Malang akhirnya menjadi tempat favorit bagi Belanda setelah diberlakukannya Undang-Undang Gula (Suikerwet) dan Undang-Undang Agraria (Agrarischewet) pada 1870 yang memberikan kebebasan masyarakat luas untuk dapat menyewa lahan sampai dengan 75 tahun. Belanda kemudian menjadikan kota ini sebagai kota terbesar kedua di Jawa Timur setelah Surabaya. Kala itu, kota baru ini menarik hati sebagian besar orang Belanda untuk berbondong-bondong datang ke Malang. Mereka kemudian menanam kopi dan suiker (gula tebu) untuk kebutuhan ekspor ke Eropa yang nilainya terbilang sangat tinggi.

Anggapan Malang sebagai kota yang penting mulai tumbuh. Malang semakin dilirik orang Belanda karena dianggap daerah yang subur, mempunyai udara sejuk dan mempunyai akses jalan utama ke pelabuhan Surabaya. Setelah adanya Undang-Undang Desentralisasi (Decentralisatiewet) pada tahun 1903, yang kemudian ditetapkan pada 1905 yang berisi pemerintah pusat siap memberikan hak pemerintahan sendiri kepada karesidenan dan kabupaten (afdeling) yang diperintah oleh dewan wilayah (kabupaten) dan dewan kotapradja (gemeenteraad).

Sejak awal kelahirannya, Malang belum memiliki ketua dewan wilayah dan ketua dewan kotapradja. Saat itu, jabatan wali kota masih dirangkap oleh Asisten Residen F.L Broekveldt, kemudian digantikan oleh J.J. Coert hingga tahun 1919 dengan terpilihnya Mr. H.I. Bussemaker sebagai Wali Kota Malang yang pertama.

Sekadar untuk diketahui, prestasinya H.I. Bussemaker dalam membangun Kotapraja Malang setelah menjabat sebagai Wlikota Surabaya pada 1 Maret 1929 selama dua periode (1919-1929).

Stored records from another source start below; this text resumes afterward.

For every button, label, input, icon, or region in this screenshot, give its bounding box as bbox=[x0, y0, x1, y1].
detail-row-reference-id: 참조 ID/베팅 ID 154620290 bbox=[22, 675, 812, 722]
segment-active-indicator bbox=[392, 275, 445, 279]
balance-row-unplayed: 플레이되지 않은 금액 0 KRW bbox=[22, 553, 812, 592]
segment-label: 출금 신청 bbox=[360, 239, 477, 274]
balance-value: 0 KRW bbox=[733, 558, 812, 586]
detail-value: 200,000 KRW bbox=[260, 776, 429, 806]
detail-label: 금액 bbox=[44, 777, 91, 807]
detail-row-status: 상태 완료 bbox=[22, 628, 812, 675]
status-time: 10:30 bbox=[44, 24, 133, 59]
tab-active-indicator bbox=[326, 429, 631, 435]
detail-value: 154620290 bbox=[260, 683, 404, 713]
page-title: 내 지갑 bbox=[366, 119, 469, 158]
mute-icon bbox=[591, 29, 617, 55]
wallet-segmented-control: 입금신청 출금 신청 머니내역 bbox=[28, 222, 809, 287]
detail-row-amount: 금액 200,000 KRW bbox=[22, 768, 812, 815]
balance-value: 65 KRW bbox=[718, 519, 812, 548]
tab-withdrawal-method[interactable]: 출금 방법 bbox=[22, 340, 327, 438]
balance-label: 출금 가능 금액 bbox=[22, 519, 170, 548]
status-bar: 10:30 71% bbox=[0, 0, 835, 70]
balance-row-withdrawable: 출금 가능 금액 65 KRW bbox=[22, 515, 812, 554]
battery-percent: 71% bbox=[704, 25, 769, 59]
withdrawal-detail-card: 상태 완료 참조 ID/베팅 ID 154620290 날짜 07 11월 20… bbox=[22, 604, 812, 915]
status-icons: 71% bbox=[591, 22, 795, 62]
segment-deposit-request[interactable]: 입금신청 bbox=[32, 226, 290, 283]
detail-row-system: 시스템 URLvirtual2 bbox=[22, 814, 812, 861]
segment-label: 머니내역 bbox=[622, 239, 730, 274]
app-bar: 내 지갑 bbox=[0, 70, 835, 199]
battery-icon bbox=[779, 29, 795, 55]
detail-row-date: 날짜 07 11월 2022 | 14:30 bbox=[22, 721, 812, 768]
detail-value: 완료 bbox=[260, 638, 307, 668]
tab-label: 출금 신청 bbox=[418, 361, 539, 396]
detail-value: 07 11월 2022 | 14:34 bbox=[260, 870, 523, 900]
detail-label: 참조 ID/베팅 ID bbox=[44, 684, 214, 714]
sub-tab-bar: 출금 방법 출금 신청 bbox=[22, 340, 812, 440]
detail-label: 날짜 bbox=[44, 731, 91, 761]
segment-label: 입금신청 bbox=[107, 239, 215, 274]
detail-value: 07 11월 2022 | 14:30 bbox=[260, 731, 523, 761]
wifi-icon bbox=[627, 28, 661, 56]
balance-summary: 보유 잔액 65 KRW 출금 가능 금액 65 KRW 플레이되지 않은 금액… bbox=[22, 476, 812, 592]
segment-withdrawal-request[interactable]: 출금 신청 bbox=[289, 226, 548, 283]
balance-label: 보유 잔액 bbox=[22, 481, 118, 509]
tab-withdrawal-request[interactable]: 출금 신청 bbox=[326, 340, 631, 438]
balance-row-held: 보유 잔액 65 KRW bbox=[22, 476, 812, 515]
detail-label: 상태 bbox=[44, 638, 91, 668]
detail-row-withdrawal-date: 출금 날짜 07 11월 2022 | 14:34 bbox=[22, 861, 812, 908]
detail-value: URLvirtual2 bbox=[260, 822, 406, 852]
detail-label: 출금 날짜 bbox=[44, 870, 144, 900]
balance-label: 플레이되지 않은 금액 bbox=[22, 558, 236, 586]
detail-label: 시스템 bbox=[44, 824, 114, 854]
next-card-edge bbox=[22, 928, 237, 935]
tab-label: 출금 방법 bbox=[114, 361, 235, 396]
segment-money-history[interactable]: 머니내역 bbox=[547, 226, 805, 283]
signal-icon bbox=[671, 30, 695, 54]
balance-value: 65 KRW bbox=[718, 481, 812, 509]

Sejatinya untuk ukuran kota yang baru didirikan, Kota Malang telah mencatat sebuah prestasi yang luar biasa. Dalam perjalanannya salama sembilan tahun, sejak diberlakukannya beberapa undang-undang, Kota Malang yang dulunya menjadi bagian dari Pasuruan, akhirnya menjadi kota terbesar kedua di Jawa Timur. Belum lagi beberapa prestasi di bidang lainnya. Namun demikian, ternyata perkembangan yang cukup pesat ini tidak lantas membuat pemerintah berpuas diri. Karena tingkat kemandirian di beberapa bidang, proses penetapan dalam sistem pengambilan keputusan masih bergantung pada rekomendasi pemerintah yang lebih tinggi.

Meskipun sama-sama orang Belanda, Wali Kota Malang didukung 40.000 orang penduduk (33.500 pribumi, 2.500 Belanda, dan 4.000 China, dan Arab) sangat berani untuk mengajukan beberapa hal yang kontroversial. Seperti melakukan reformasi pemerintahan (bestuurs-hervormings-ordonnantic, 1922) dari sistem desentralisasi menjadi dekonsentrasi yang memperoleh wewenang mengatur daerah lebih besar dan kotapraja (gemeente) diganti dengan staadsgemeente.

Pada saat Pulau Jawa dibagi menjadi 3 bagian, Jawa Barat, Jawa Tengah, dan Jawa Timur (Provincie-Ordonnantic Tahun 1926), Kota Malang menjadi pemimpin ibu kota Karesidenan, membawahi Kabupaten Pasuruan, Probolinggo dan Lumajang.